Rosenlund Kirkhorn - Analyst
I have question regarding the sale of Front Fighter. Could you please run through that once again? I don't think I quite understand. Do you get some sort of compensation here from the fact the Ship Finance is selling vessels that are sold out to you?
Oscar Spieler - CEO
John Krtsonas also had a question similar to that. Let's try to explain how we've been reasoning from a Ship Finance side and for that matter a Frontline side on this. Ship Finance is basically providing capital in exchange -- providing capital now to buy a vessel in exchange for certain cash flow in the future. And if Frontline's view has basically been that if they decided they don't like asset A in this case from Fighter, but would like to buy more into assets B&C, which were the two VLCCs, then they should be able to do that and basically it replaced the $68 million of funds that have been provided by Ship Finance for Front Fighter with 196 million for the Front Century and Champion. And then get a credit for the 68 million subject to Frontline paying cash flow on the remaining 120 some million dollars which the new investment requires.
I hope you follow me on that one. So basically, the whole point here with both that one and this transfer of this two times three Suezmaxes is that as long as Ship Finance gets a proper and agreed return on the capital it has provided and it is given proper security for that cash flow in the form of title to vessels, etc., then they should be happy.
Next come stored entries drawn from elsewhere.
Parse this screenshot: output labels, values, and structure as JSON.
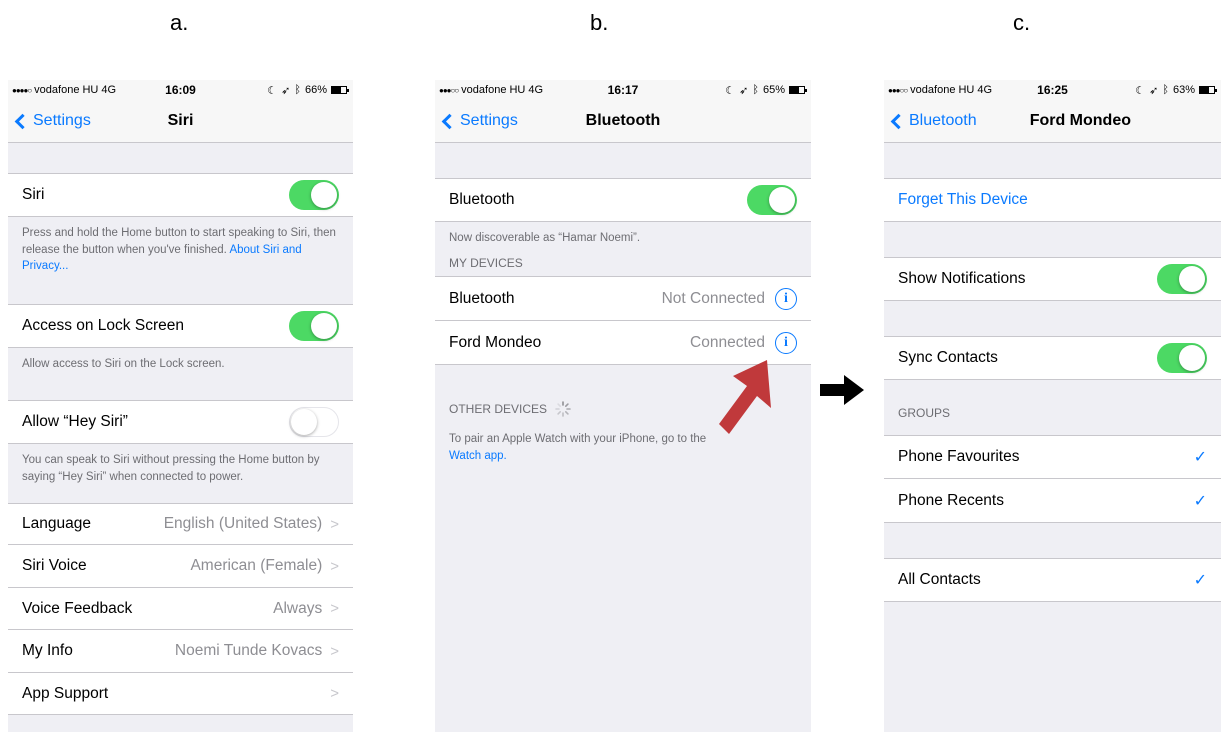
{
  "labels": {
    "a": "a.",
    "b": "b.",
    "c": "c."
  },
  "colors": {
    "accent": "#0a7aff",
    "toggle_on": "#4cd964",
    "red_arrow": "#c0393b"
  },
  "screen_a": {
    "status": {
      "carrier": "vodafone HU",
      "network": "4G",
      "time": "16:09",
      "battery": "66%",
      "battery_level": 0.66
    },
    "nav": {
      "back": "Settings",
      "title": "Siri"
    },
    "siri_label": "Siri",
    "siri_footer": "Press and hold the Home button to start speaking to Siri, then release the button when you've finished.",
    "siri_footer_link": "About Siri and Privacy...",
    "lock_label": "Access on Lock Screen",
    "lock_footer": "Allow access to Siri on the Lock screen.",
    "hey_label": "Allow “Hey Siri”",
    "hey_footer": "You can speak to Siri without pressing the Home button by saying “Hey Siri” when connected to power.",
    "items": [
      {
        "label": "Language",
        "value": "English (United States)"
      },
      {
        "label": "Siri Voice",
        "value": "American (Female)"
      },
      {
        "label": "Voice Feedback",
        "value": "Always"
      },
      {
        "label": "My Info",
        "value": "Noemi Tunde Kovacs"
      },
      {
        "label": "App Support",
        "value": ""
      }
    ]
  },
  "screen_b": {
    "status": {
      "carrier": "vodafone HU",
      "network": "4G",
      "time": "16:17",
      "battery": "65%",
      "battery_level": 0.65
    },
    "nav": {
      "back": "Settings",
      "title": "Bluetooth"
    },
    "bt_label": "Bluetooth",
    "discoverable": "Now discoverable as “Hamar Noemi”.",
    "my_devices_header": "MY DEVICES",
    "devices": [
      {
        "name": "Bluetooth",
        "status": "Not Connected"
      },
      {
        "name": "Ford Mondeo",
        "status": "Connected"
      }
    ],
    "other_devices_header": "OTHER DEVICES",
    "pair_text": "To pair an Apple Watch with your iPhone, go to the",
    "pair_link": "Watch app."
  },
  "screen_c": {
    "status": {
      "carrier": "vodafone HU",
      "network": "4G",
      "time": "16:25",
      "battery": "63%",
      "battery_level": 0.63
    },
    "nav": {
      "back": "Bluetooth",
      "title": "Ford Mondeo"
    },
    "forget": "Forget This Device",
    "show_notifications": "Show Notifications",
    "sync_contacts": "Sync Contacts",
    "groups_header": "GROUPS",
    "groups": [
      "Phone Favourites",
      "Phone Recents"
    ],
    "all_contacts": "All Contacts"
  }
}
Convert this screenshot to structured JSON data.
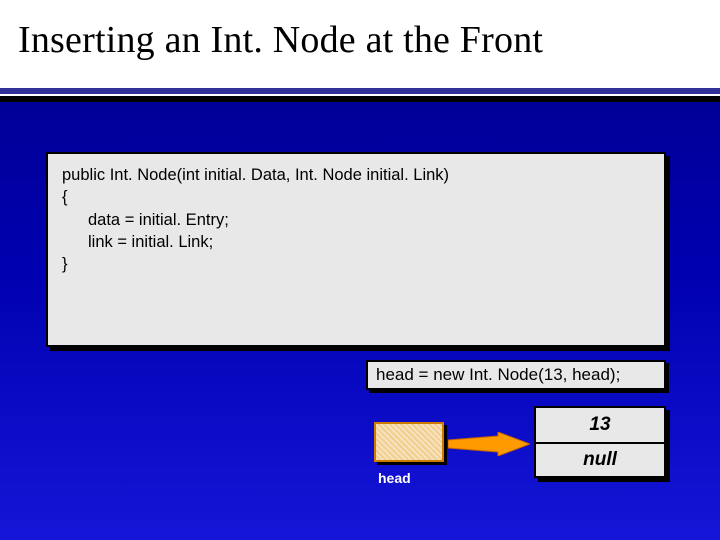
{
  "title": "Inserting an Int. Node at the Front",
  "code": {
    "sig": "public Int. Node(int initial. Data, Int. Node initial. Link)",
    "open": "{",
    "line1": "data = initial. Entry;",
    "line2": "link = initial. Link;",
    "close": "}"
  },
  "statement": "head = new Int. Node(13, head);",
  "head_label": "head",
  "node": {
    "data": "13",
    "link": "null"
  }
}
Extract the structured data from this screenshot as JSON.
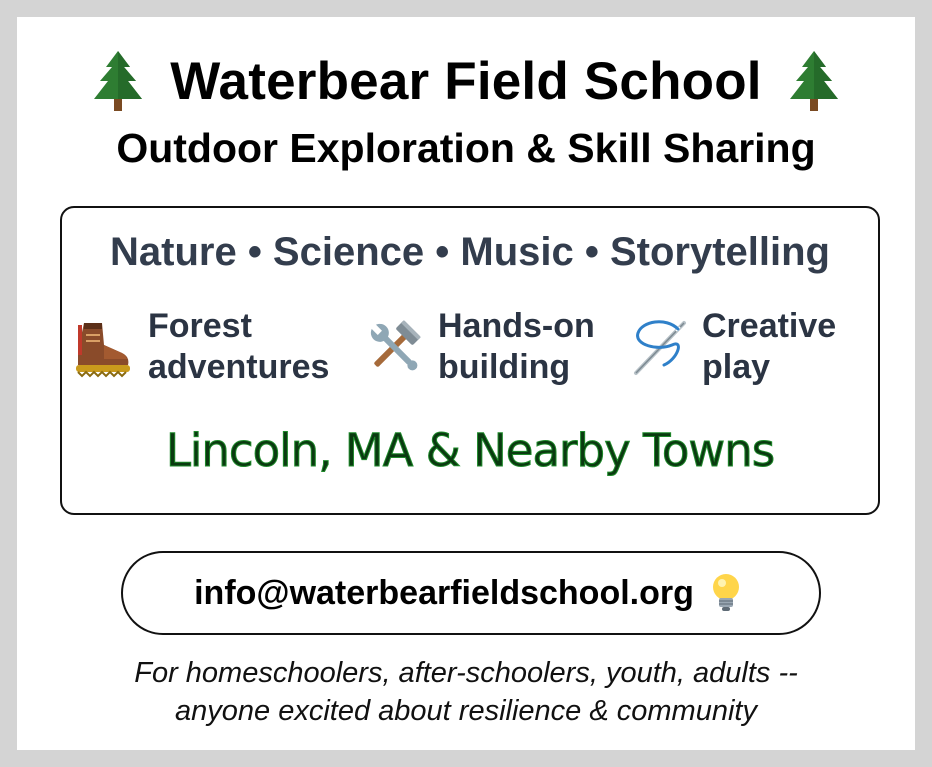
{
  "header": {
    "title": "Waterbear Field School",
    "subtitle": "Outdoor Exploration & Skill Sharing",
    "title_icon": "evergreen-tree-icon"
  },
  "panel": {
    "topics": "Nature • Science • Music • Storytelling",
    "features": [
      {
        "icon": "hiking-boot-icon",
        "line1": "Forest",
        "line2": "adventures"
      },
      {
        "icon": "hammer-wrench-icon",
        "line1": "Hands-on",
        "line2": "building"
      },
      {
        "icon": "needle-thread-icon",
        "line1": "Creative",
        "line2": "play"
      }
    ],
    "location": "Lincoln, MA & Nearby Towns"
  },
  "contact": {
    "email": "info@waterbearfieldschool.org",
    "icon": "lightbulb-icon"
  },
  "footer": {
    "line1": "For homeschoolers, after-schoolers, youth, adults --",
    "line2": "anyone excited about resilience & community"
  },
  "colors": {
    "background": "#d4d4d4",
    "card": "#ffffff",
    "topic_text": "#333d4d",
    "location_text": "#0a3a10",
    "tree_green": "#2e7d32"
  }
}
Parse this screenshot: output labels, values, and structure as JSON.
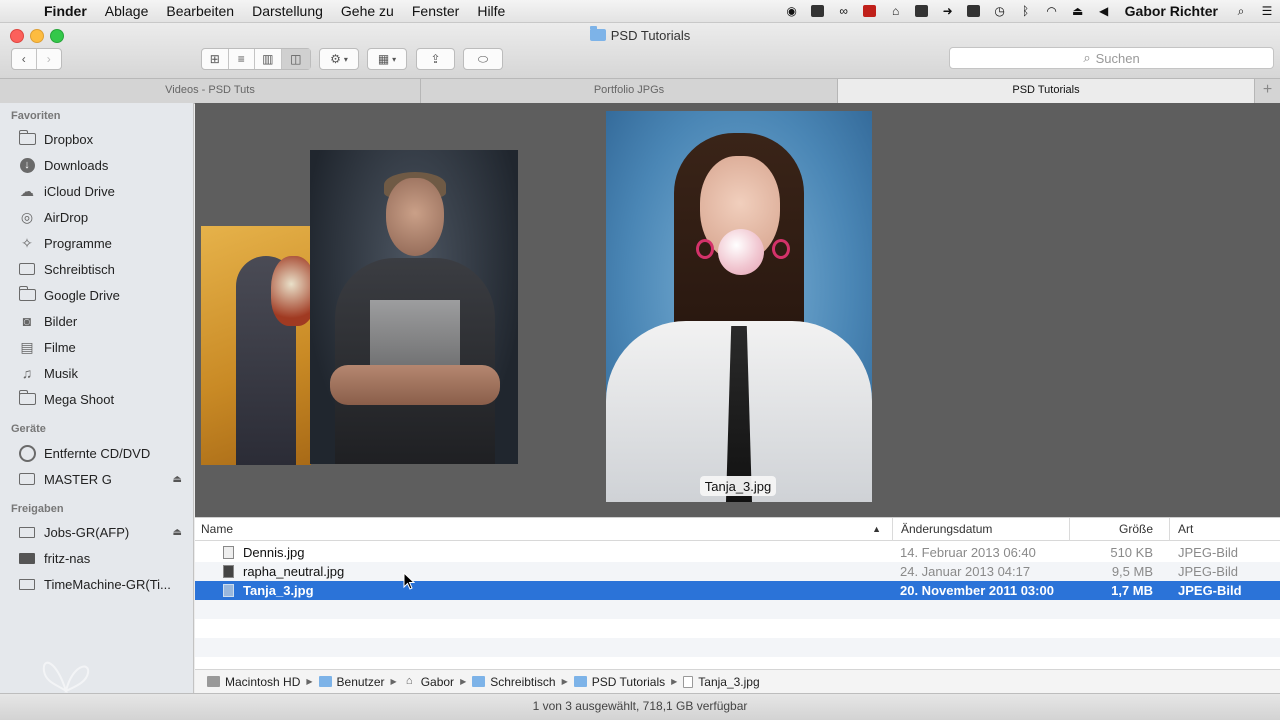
{
  "menubar": {
    "apple_glyph": "",
    "items": [
      "Finder",
      "Ablage",
      "Bearbeiten",
      "Darstellung",
      "Gehe zu",
      "Fenster",
      "Hilfe"
    ],
    "user": "Gabor Richter"
  },
  "window": {
    "title": "PSD Tutorials"
  },
  "search": {
    "placeholder": "Suchen"
  },
  "tabs": [
    "Videos - PSD Tuts",
    "Portfolio JPGs",
    "PSD Tutorials"
  ],
  "tab_add": "+",
  "sidebar": {
    "favorites_header": "Favoriten",
    "favorites": [
      "Dropbox",
      "Downloads",
      "iCloud Drive",
      "AirDrop",
      "Programme",
      "Schreibtisch",
      "Google Drive",
      "Bilder",
      "Filme",
      "Musik",
      "Mega Shoot"
    ],
    "devices_header": "Geräte",
    "devices": [
      "Entfernte CD/DVD",
      "MASTER G"
    ],
    "shared_header": "Freigaben",
    "shared": [
      "Jobs-GR(AFP)",
      "fritz-nas",
      "TimeMachine-GR(Ti..."
    ]
  },
  "coverflow": {
    "selected_label": "Tanja_3.jpg"
  },
  "list": {
    "columns": {
      "name": "Name",
      "date": "Änderungsdatum",
      "size": "Größe",
      "kind": "Art"
    },
    "rows": [
      {
        "name": "Dennis.jpg",
        "date": "14. Februar 2013 06:40",
        "size": "510 KB",
        "kind": "JPEG-Bild"
      },
      {
        "name": "rapha_neutral.jpg",
        "date": "24. Januar 2013 04:17",
        "size": "9,5 MB",
        "kind": "JPEG-Bild"
      },
      {
        "name": "Tanja_3.jpg",
        "date": "20. November 2011 03:00",
        "size": "1,7 MB",
        "kind": "JPEG-Bild"
      }
    ]
  },
  "pathbar": [
    "Macintosh HD",
    "Benutzer",
    "Gabor",
    "Schreibtisch",
    "PSD Tutorials",
    "Tanja_3.jpg"
  ],
  "status": "1 von 3 ausgewählt, 718,1 GB verfügbar",
  "colors": {
    "selection": "#2b73d8",
    "sidebar_bg": "#e5e8ec",
    "coverflow_bg": "#5e5e5e"
  }
}
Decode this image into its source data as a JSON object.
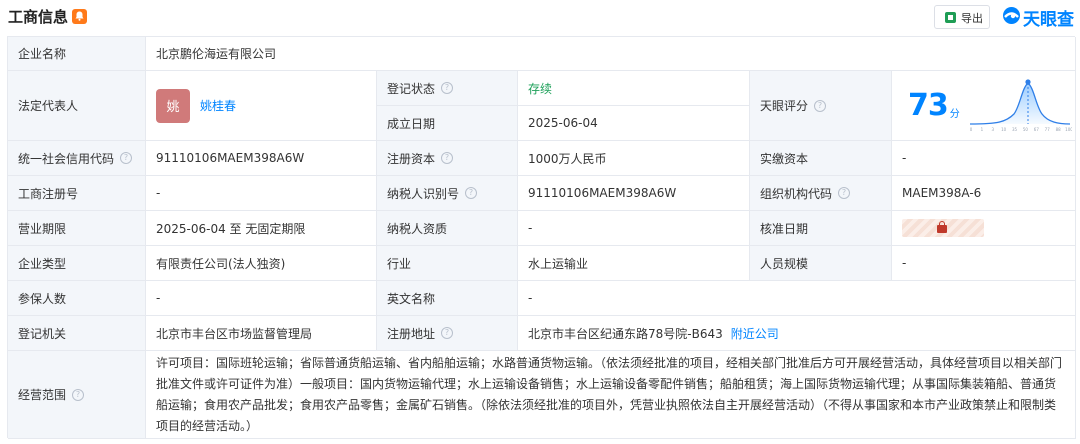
{
  "header": {
    "title": "工商信息",
    "export_label": "导出",
    "brand": "天眼查"
  },
  "rows": {
    "company_name": {
      "label": "企业名称",
      "value": "北京鹏伦海运有限公司"
    },
    "legal_rep": {
      "label": "法定代表人",
      "avatar_char": "姚",
      "name": "姚桂春"
    },
    "reg_status": {
      "label": "登记状态",
      "value": "存续",
      "status_color": "#1ea05a"
    },
    "established": {
      "label": "成立日期",
      "value": "2025-06-04"
    },
    "tianyan_score": {
      "label": "天眼评分",
      "score": "73",
      "unit": "分",
      "ticks": [
        "0",
        "1",
        "3",
        "10",
        "35",
        "50",
        "67",
        "77",
        "88",
        "100"
      ]
    },
    "credit_code": {
      "label": "统一社会信用代码",
      "value": "91110106MAEM398A6W"
    },
    "reg_capital": {
      "label": "注册资本",
      "value": "1000万人民币"
    },
    "paid_capital": {
      "label": "实缴资本",
      "value": "-"
    },
    "biz_reg_no": {
      "label": "工商注册号",
      "value": "-"
    },
    "taxpayer_id": {
      "label": "纳税人识别号",
      "value": "91110106MAEM398A6W"
    },
    "org_code": {
      "label": "组织机构代码",
      "value": "MAEM398A-6"
    },
    "biz_term": {
      "label": "营业期限",
      "value": "2025-06-04 至 无固定期限"
    },
    "taxpayer_qual": {
      "label": "纳税人资质",
      "value": "-"
    },
    "approval_date": {
      "label": "核准日期"
    },
    "company_type": {
      "label": "企业类型",
      "value": "有限责任公司(法人独资)"
    },
    "industry": {
      "label": "行业",
      "value": "水上运输业"
    },
    "staff_size": {
      "label": "人员规模",
      "value": "-"
    },
    "insured": {
      "label": "参保人数",
      "value": "-"
    },
    "english_name": {
      "label": "英文名称",
      "value": "-"
    },
    "reg_authority": {
      "label": "登记机关",
      "value": "北京市丰台区市场监督管理局"
    },
    "reg_address": {
      "label": "注册地址",
      "value": "北京市丰台区纪通东路78号院-B643",
      "link": "附近公司"
    },
    "biz_scope": {
      "label": "经营范围",
      "value": "许可项目：国际班轮运输；省际普通货船运输、省内船舶运输；水路普通货物运输。（依法须经批准的项目，经相关部门批准后方可开展经营活动，具体经营项目以相关部门批准文件或许可证件为准）一般项目：国内货物运输代理；水上运输设备销售；水上运输设备零配件销售；船舶租赁；海上国际货物运输代理；从事国际集装箱船、普通货船运输；食用农产品批发；食用农产品零售；金属矿石销售。（除依法须经批准的项目外，凭营业执照依法自主开展经营活动）（不得从事国家和本市产业政策禁止和限制类项目的经营活动。）"
    }
  }
}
Rosenlund Kirkhorn - Analyst
I understand your reasoning. So what you are saying is that the day rate over $31,000 per day for Front Century and Champion is compensation looking from Frontline's point of view? That that rate is below the long-term rate for if someone else virtually charters that vessel for the same kind of period? Am I understanding you right?
Tom Jebsen - CFO
No, you're partly right because if you look at the Golden Victory which was done a month later and which is not being -- does not have any offset -- then you're talking about $33,000. So effectively that difference is the difference between the original sales price of Front Fighter into Ship Finance which probably was around $40 million and sales price at 68.
Rosenlund Kirkhorn - Analyst
Okay, I think I understand your reasoning on that, okay. I just have a second question as well. When you're talking about replacement rates or breakeven rates and using that at $45,000 per day, are you really using a cost of capital of 11%?
Tom Jebsen - CFO
That is on the equity. So the cost of capital is a combination. If I remember correctly we used 25% equity at 10, 11%, and then bond yields for another 25% that currently Ship Finance trading around 9% yield and then bank debt in the range of just below 5% using a five-year swap. And you bring that cocktail together and you get I think 7.5, 8% weighted average cost of capital.
Rosenlund Kirkhorn - Analyst
But if you have $220 million new billing price and use 7% cost of capital, that implies a much lower day rate assuming OpEx of $6500 today, doesn't it?
Oscar Spieler - CEO
I think we've got OpEx over the next 25 years.
Rosenlund Kirkhorn - Analyst
So that is the only reason?
Oscar Spieler - CEO
It is an approximate figure.
Rosenlund Kirkhorn - Analyst
Okay, great. Thank you.
Operator
No further questions.
Tom Jebsen - CFO
Okay. Ladies and gentlemen, thank you for listening into us and we look forward to seeing you again in three months time. Have a good day.